Déjà les premières pistes évoquées laissaient entendre que des nouvelles sources de financement étaient envisagées, ce qui me satisfaisait assez... ( mise à contribution des revenus financiers au financement de la Sécurité Sociale, élargissement de l'assiette des cotisations patronales à la valeur ajoutée, taxe exceptionnelle du secteur bancaire de 10% supplémentaire à l'impôt sur les bénéfices des sociétés).

Si le PS de Martrine Aubry arrive à proposer un vrai projet de réforme, qui soit défendable, juste et innovant, peut être aura t-il enfin repris le chemin de la reconquête du pouvoir.
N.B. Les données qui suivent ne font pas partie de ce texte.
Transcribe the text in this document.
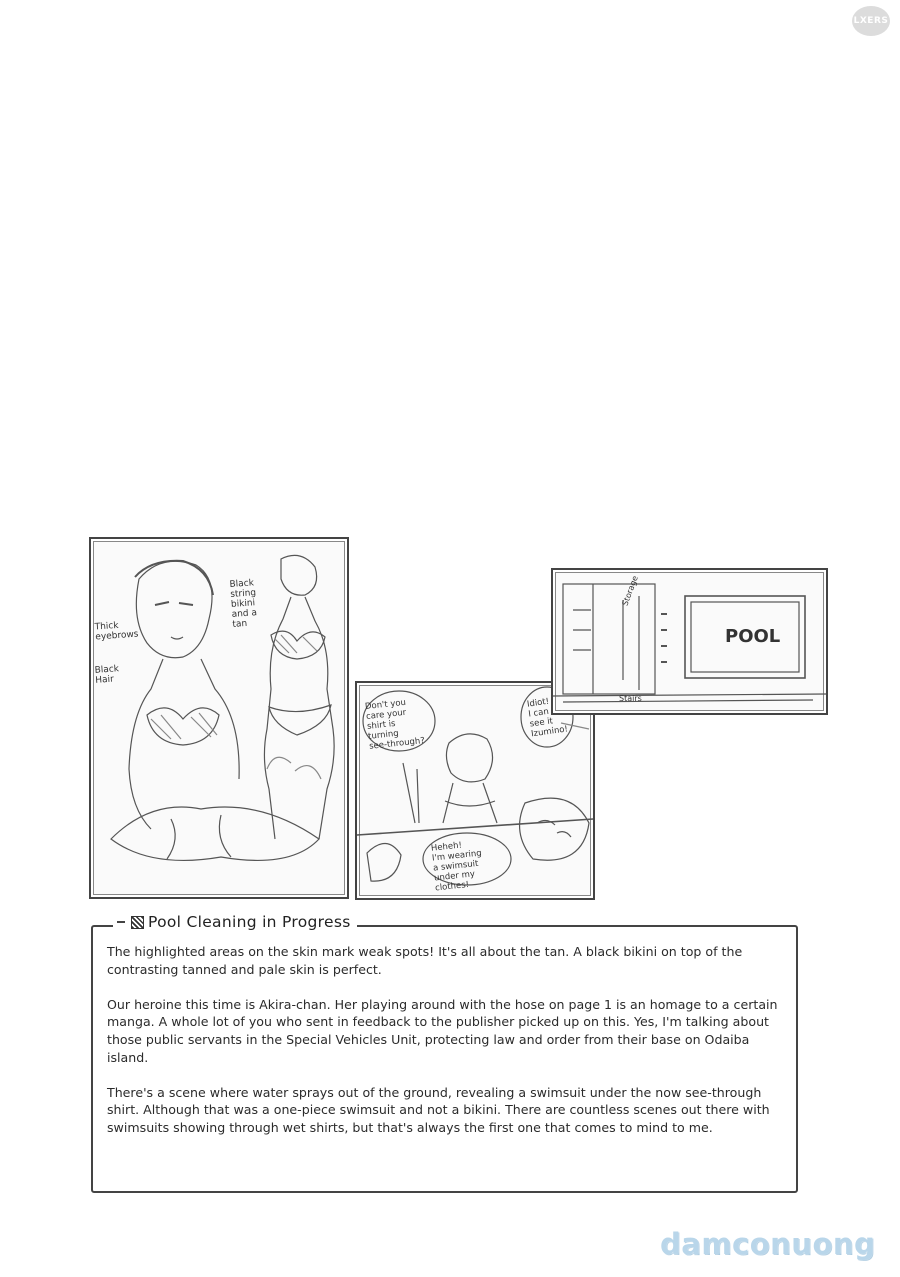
LXERS
Thick
eyebrows
Black
Hair
Black
string
bikini
and a
tan
Don't you
care your
shirt is
turning
see-through?
Idiot!
I can
see it
Izumino!
Heheh!
I'm wearing
a swimsuit
under my
clothes!
POOL
Storage
Stairs
Pool Cleaning in Progress

The highlighted areas on the skin mark weak spots! It's all about the tan. A black bikini on top of the contrasting tanned and pale skin is perfect.

Our heroine this time is Akira-chan. Her playing around with the hose on page 1 is an homage to a certain manga. A whole lot of you who sent in feedback to the publisher picked up on this. Yes, I'm talking about those public servants in the Special Vehicles Unit, protecting law and order from their base on Odaiba island.

There's a scene where water sprays out of the ground, revealing a swimsuit under the now see-through shirt. Although that was a one-piece swimsuit and not a bikini. There are countless scenes out there with swimsuits showing through wet shirts, but that's always the first one that comes to mind to me.

damconuong
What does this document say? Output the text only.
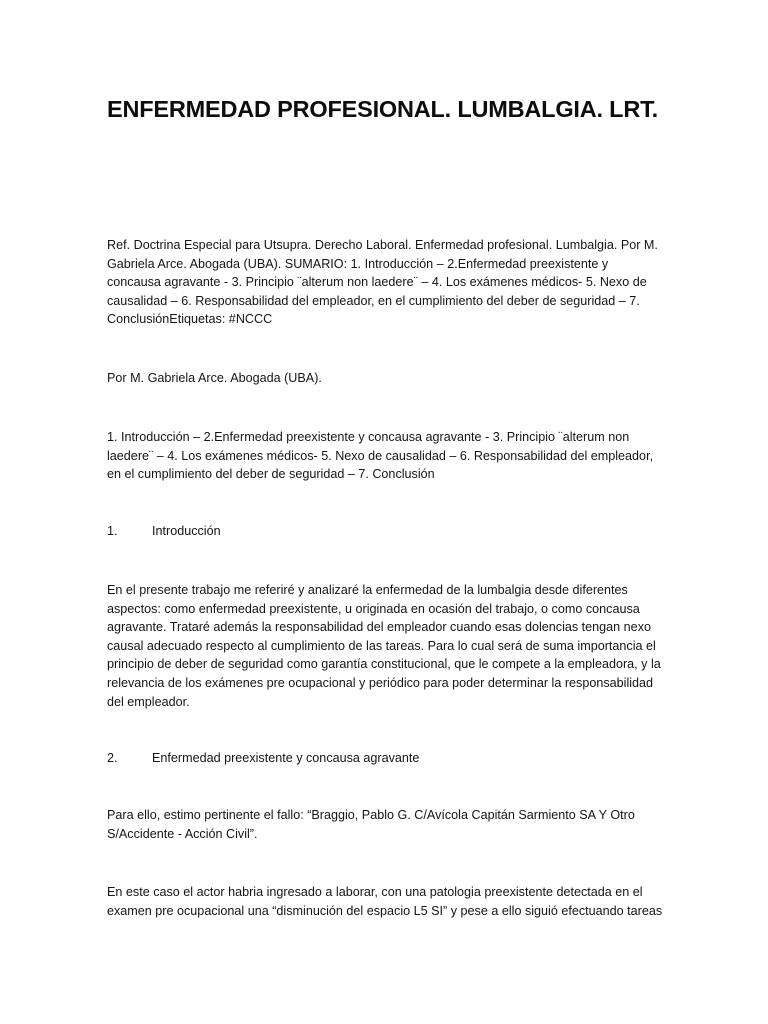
ENFERMEDAD PROFESIONAL. LUMBALGIA. LRT.

Ref. Doctrina Especial para Utsupra. Derecho Laboral. Enfermedad profesional. Lumbalgia. Por M. Gabriela Arce. Abogada (UBA). SUMARIO: 1. Introducción – 2.Enfermedad preexistente y concausa agravante - 3. Principio ¨alterum non laedere¨ – 4. Los exámenes médicos- 5. Nexo de causalidad – 6. Responsabilidad del empleador, en el cumplimiento del deber de seguridad – 7. ConclusiónEtiquetas: #NCCC

Por M. Gabriela Arce. Abogada (UBA).

1. Introducción – 2.Enfermedad preexistente y concausa agravante - 3. Principio ¨alterum non laedere¨ – 4. Los exámenes médicos- 5. Nexo de causalidad – 6. Responsabilidad del empleador, en el cumplimiento del deber de seguridad – 7. Conclusión

1.	Introducción

En el presente trabajo me referiré y analizaré la enfermedad de la lumbalgia desde diferentes aspectos: como enfermedad preexistente, u originada en ocasión del trabajo, o como concausa agravante. Trataré además la responsabilidad del empleador cuando esas dolencias tengan nexo causal adecuado respecto al cumplimiento de las tareas. Para lo cual será de suma importancia el principio de deber de seguridad como garantía constitucional, que le compete a la empleadora, y la relevancia de los exámenes pre ocupacional y periódico para poder determinar la responsabilidad del empleador.

2.	Enfermedad preexistente y concausa agravante

Para ello, estimo pertinente el fallo: “Braggio, Pablo G. C/Avícola Capitán Sarmiento SA Y Otro S/Accidente - Acción Civil”.

En este caso el actor habria ingresado a laborar, con una patologia preexistente detectada en el examen pre ocupacional una “disminución del espacio L5 SI” y pese a ello siguió efectuando tareas
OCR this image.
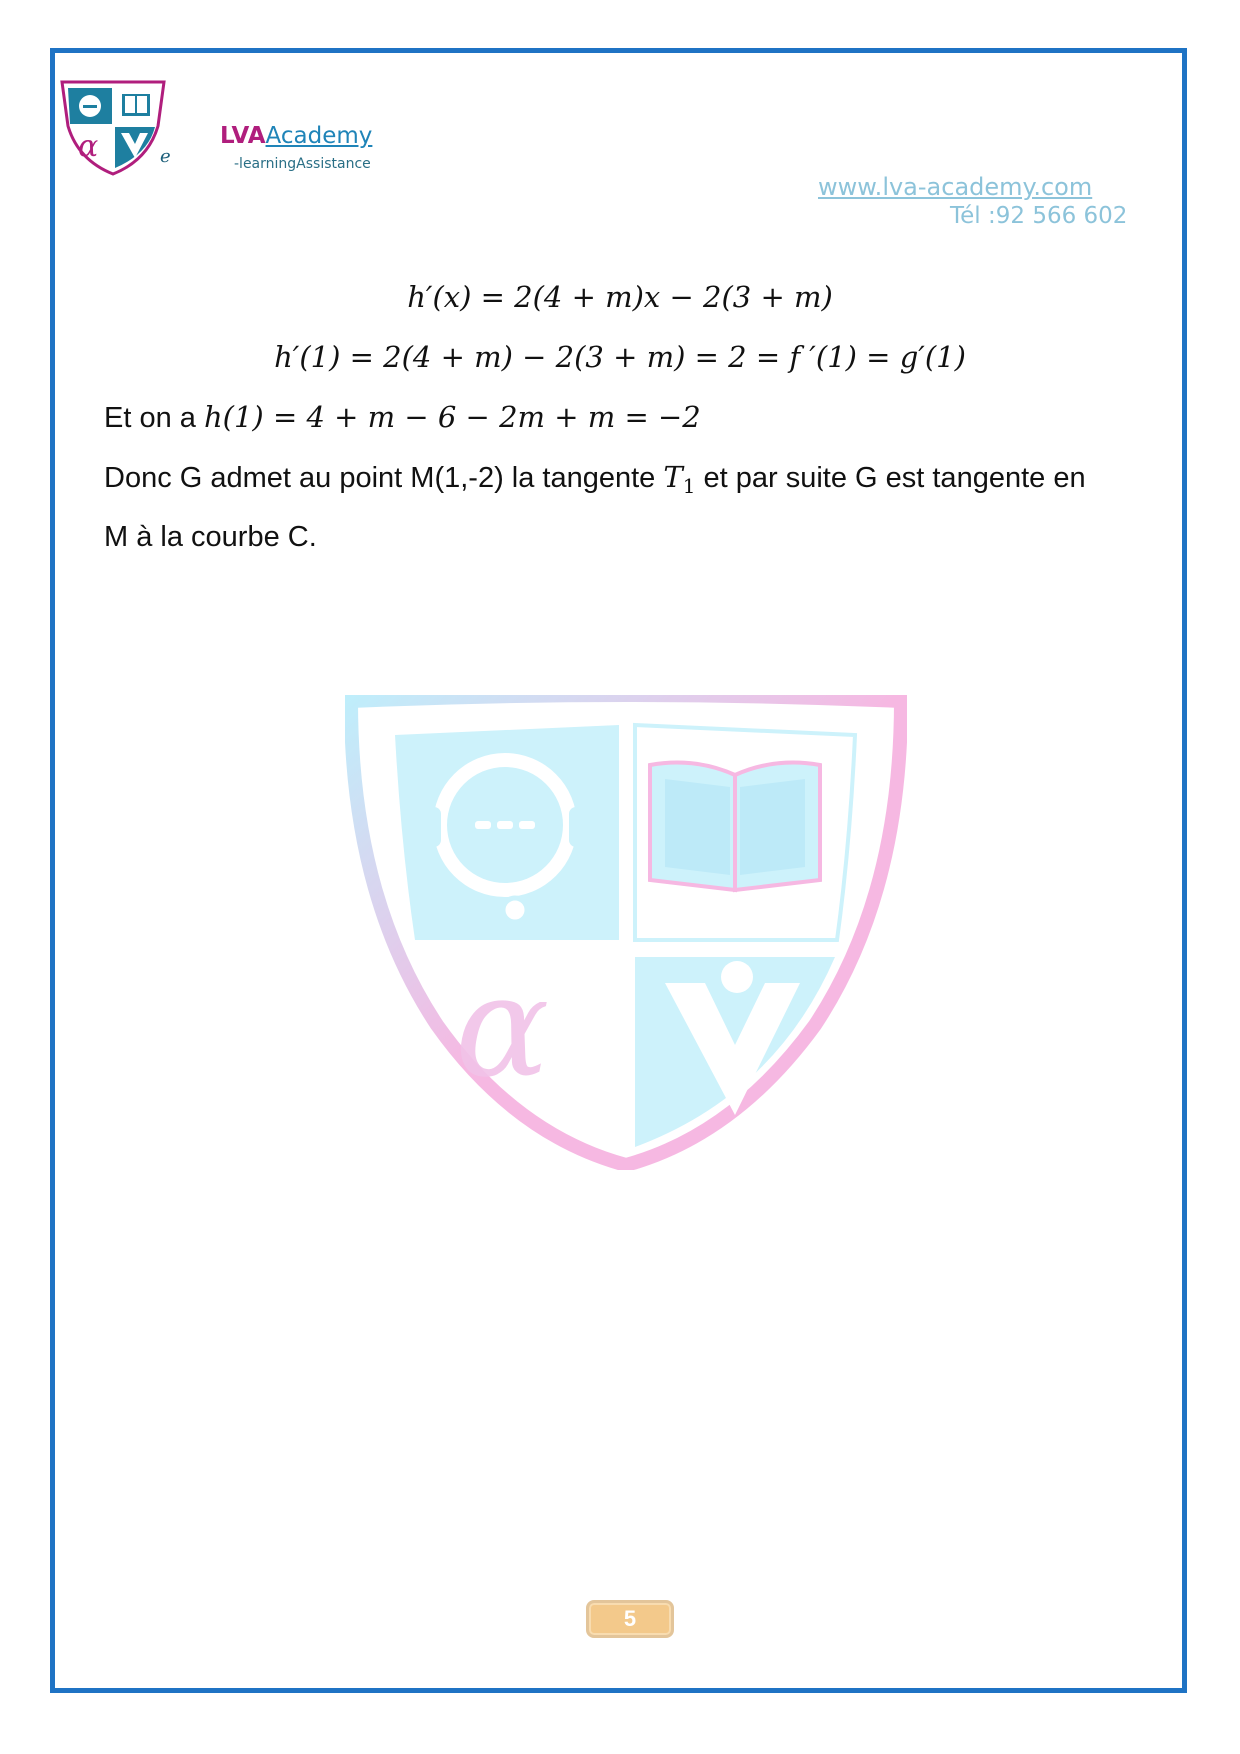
α	e
LVAAcademy
-learningAssistance
www.lva-academy.com
Tél :92 566 602
α
h′(x) = 2(4 + m)x − 2(3 + m)
h′(1) = 2(4 + m) − 2(3 + m) = 2 = f ′(1) = g′(1)
Et on a h(1) = 4 + m − 6 − 2m + m = −2
Donc G admet au point M(1,-2) la tangente $T_1$ et par suite G est tangente en
M à la courbe C.
5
Sinon, on attend toujours.

jeudi 13 mai 2010

L'Europe veut contrôler les budgets nationaux

J'ai lu ce billet de Mathieu ce matin, qui m'a permis de prendre connaissance d'une proposition de la commission Européenne qui pourrait bien révolutionner le fonctionnement même de ses pays membres. Après la mise place d'une gouvernance économique de la dette, une Europe Fédérale pourrait voir le jour.

Je m'explique, Mathieu rebondit sur cette idée de la commission Européenne de contrôler les budgets nationaux. Cette idée fait bondir les Eurosceptiques (Mathieu n'en est pas un), cela consisterait suite à la crise budgétaire que traverse les pays membres de la Zone Euro à imposer que les projets des budgets nationaux soient soumis chaque année à la commission, et ce avant même d'être soumis aux Parlements de chaque État.

La souveraineté en prend un coup : cette proposition est-elle légitime ? A tord ou a raison, on peut comprendre qu'une institution qui se porte garante d'éventuelles perte de ses pays membres, puisse avoir un droit de regard sur les budgets qu'elle garantit.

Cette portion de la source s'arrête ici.